Media terlalu berlebihan ketika mengabarkan berita tentang bangku kosong di Piala Dunia Qatar. Terutama, banyaknya bangku kosong itu terjadi pada laga pembuka Piala Dunia (20/11) antara Qatar kontra Ekuador di Stadion Al Bayt di Kota Al Khor.
Media mengatakan banyaknya kontroversi di Qatar yang membuat penonton enggan datang langsung ke stadion. Asumsi ini diperkuat oleh Eric Cantona, legenda Manchester United yang terang-terangan mengatakan ogah nonton.
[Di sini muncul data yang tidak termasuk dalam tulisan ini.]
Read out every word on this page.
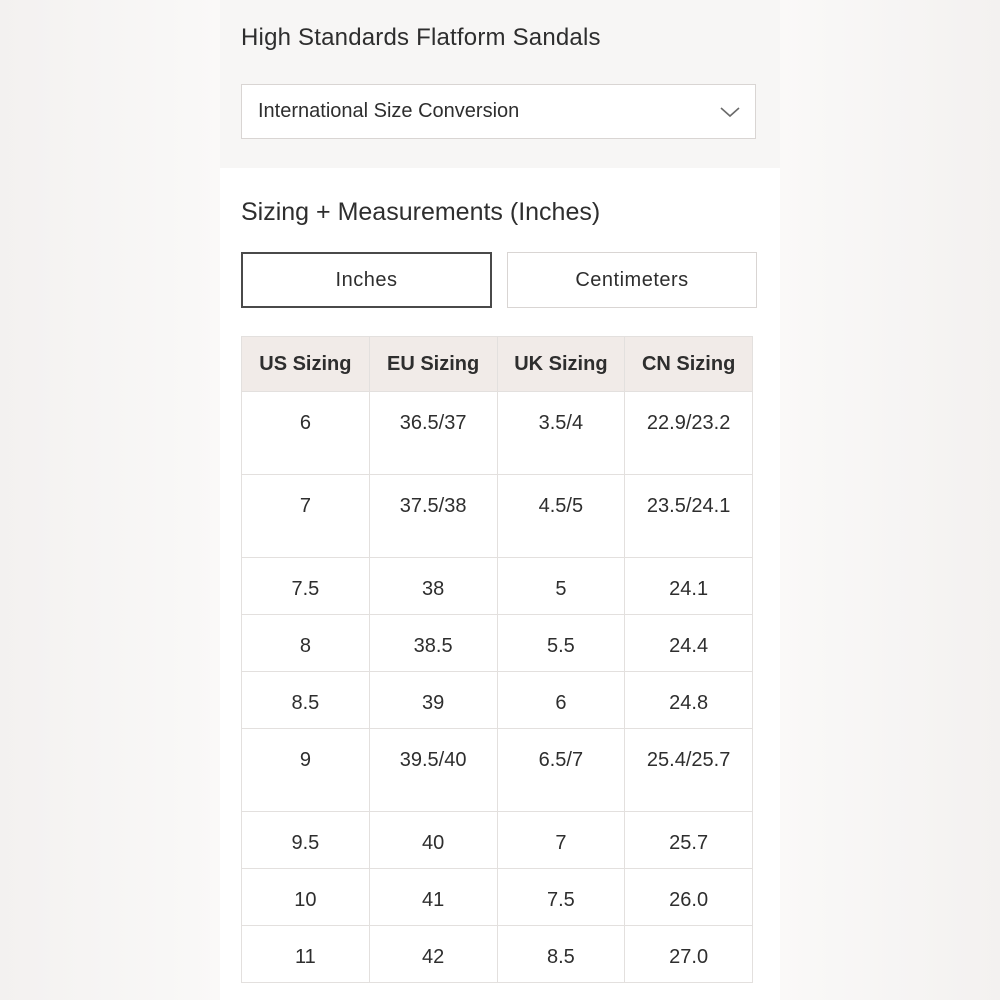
High Standards Flatform Sandals
International Size Conversion
Sizing + Measurements (Inches)
Inches	Centimeters
US Sizing	EU Sizing	UK Sizing	CN Sizing
6	36.5/37	3.5/4	22.9/23.2
7	37.5/38	4.5/5	23.5/24.1
7.5	38	5	24.1
8	38.5	5.5	24.4
8.5	39	6	24.8
9	39.5/40	6.5/7	25.4/25.7
9.5	40	7	25.7
10	41	7.5	26.0
11	42	8.5	27.0
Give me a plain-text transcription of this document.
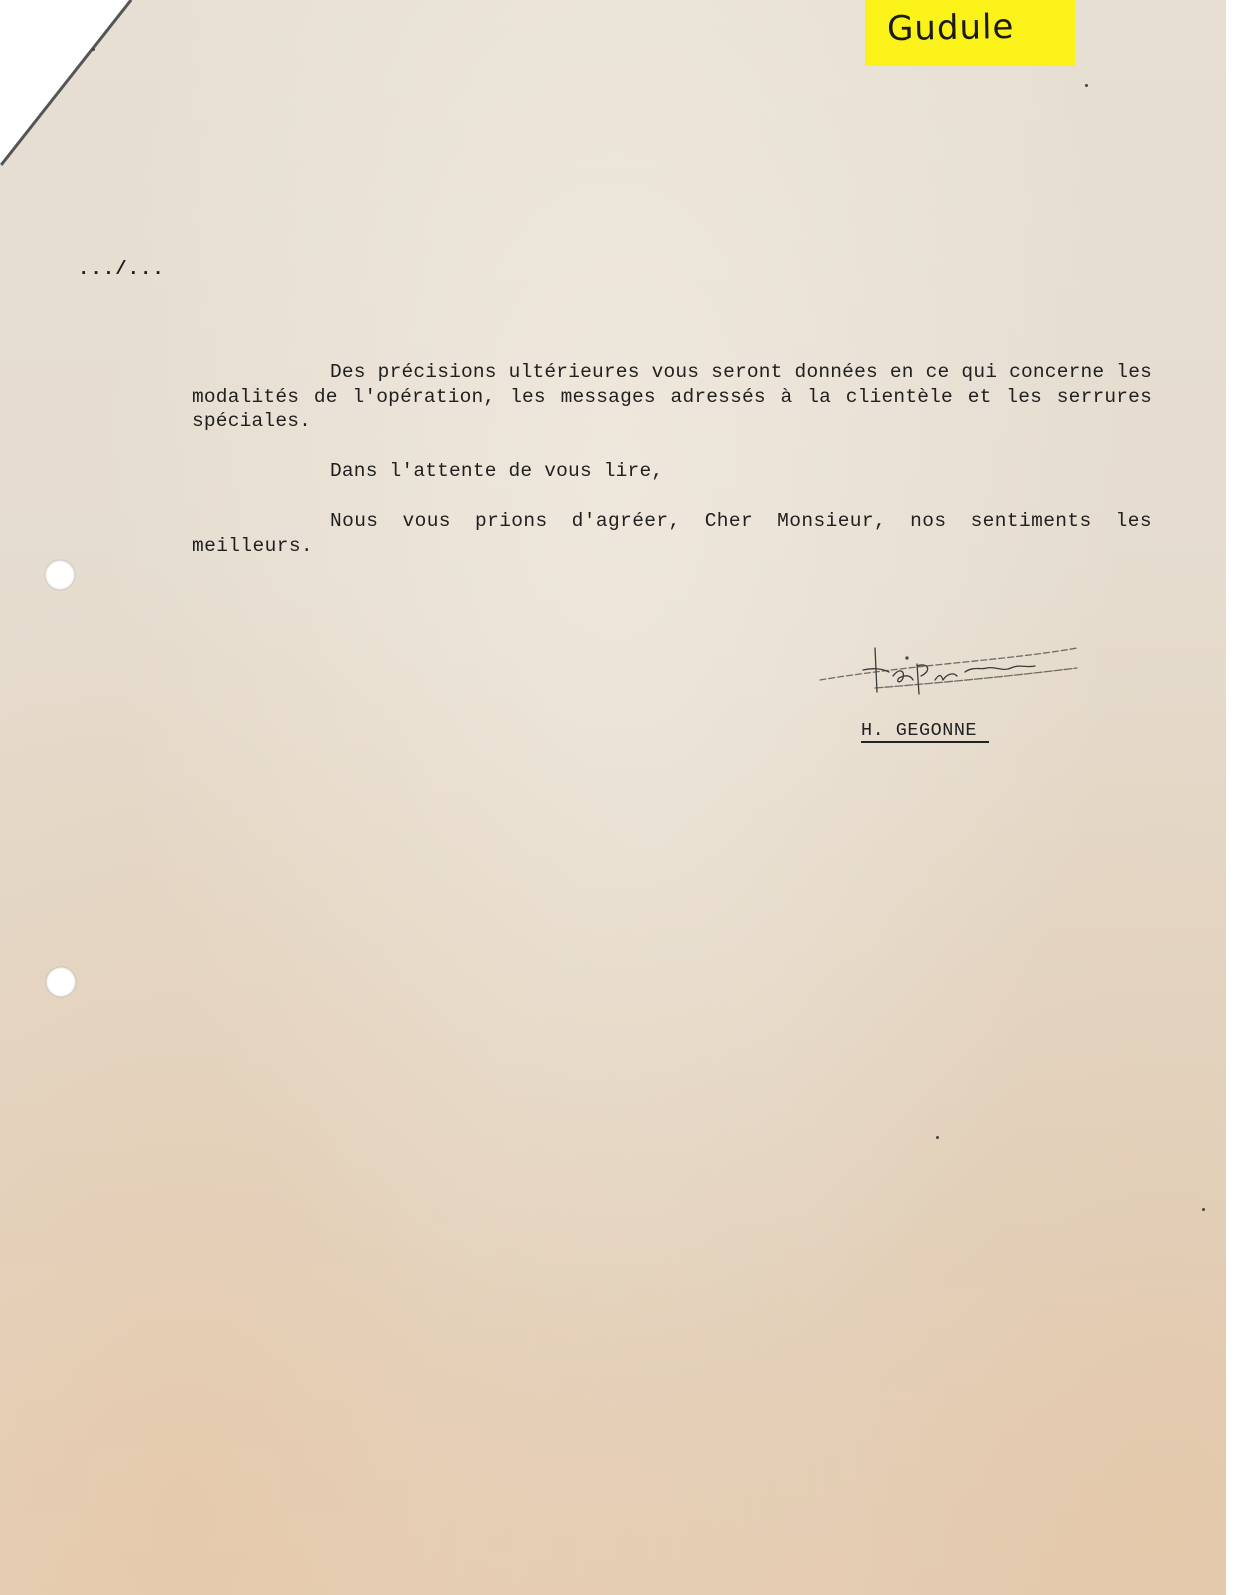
Gudule
.../...
Des précisions ultérieures vous seront données en ce qui concerne les modalités de l'opération, les messages adressés à la clientèle et les serrures spéciales.
Dans l'attente de vous lire,
Nous vous prions d'agréer, Cher Monsieur, nos sentiments les meilleurs.
H. GEGONNE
Salah satu alasannya adalah karena ribuan korban jiwa tergeletak selama penyelenggaraan Piala Dunia Qatar.
Selain pelanggaran HAM ugal-ugalan dan (mungkin) tidak akan pernah terungkap, sistem kafala yang menjadikan manusia bak budak belian, tidak ada undang-undang ketenagakerjaan yang melindungi para migran juga menambah catatan merah bagi penyelenggaraan Piala Dunia Qatar.
Namun menurut saya, media-media berlebihan dalam mengabarkan isu bangku kosong di Piala Dunia Qatar. Padahal sudah jelas ada aturan—selain dilarang ada alkohol dan seks bebas—media dilarang mengabarkan hal-hal jelek seputar piala dunia edisi kali ini.
Dilansir dari Tempo, ada aturan yang menyatakan bahwa perkataan yang dianggap kritis terhadap pemerintah Qatar bisa memicu penangkapan. Mungkin di Qatar suasannya masih mirip-mirip seperti Indonesia tahun 90-an, ya?
Tips menonton piala dunia edisi ini memang harus husnuzan alias berprasangka baik. Kalau pikiran kita suudzan, yang ada kok, ya, Qatar ini salah mulu. Mari saya pandu, agar kita selalu berprasangka baik kepada negara bermartabat seperti Qatar.
Piala Dunia Paling Husnuzan Sepanjang Sejarah
Masalah Piala Dunia Qatar datang bahkan sejak dari penentuan maskot. Banyak yang bilang, si La’eeb mirip seperti hantu Casper. Saya yang selalu berprasangka baik jelas menolak. Dalam tulisan saya di Mojok, saya mengatakan La’eeb yang warnanya putih mirip kain pocong mungkin dipilih Qatar untuk bermuhasabah diri. Bentuk sadar diri Qatar sebagai ketidakbecusan mereka mengurus hak pekerja migran di sana.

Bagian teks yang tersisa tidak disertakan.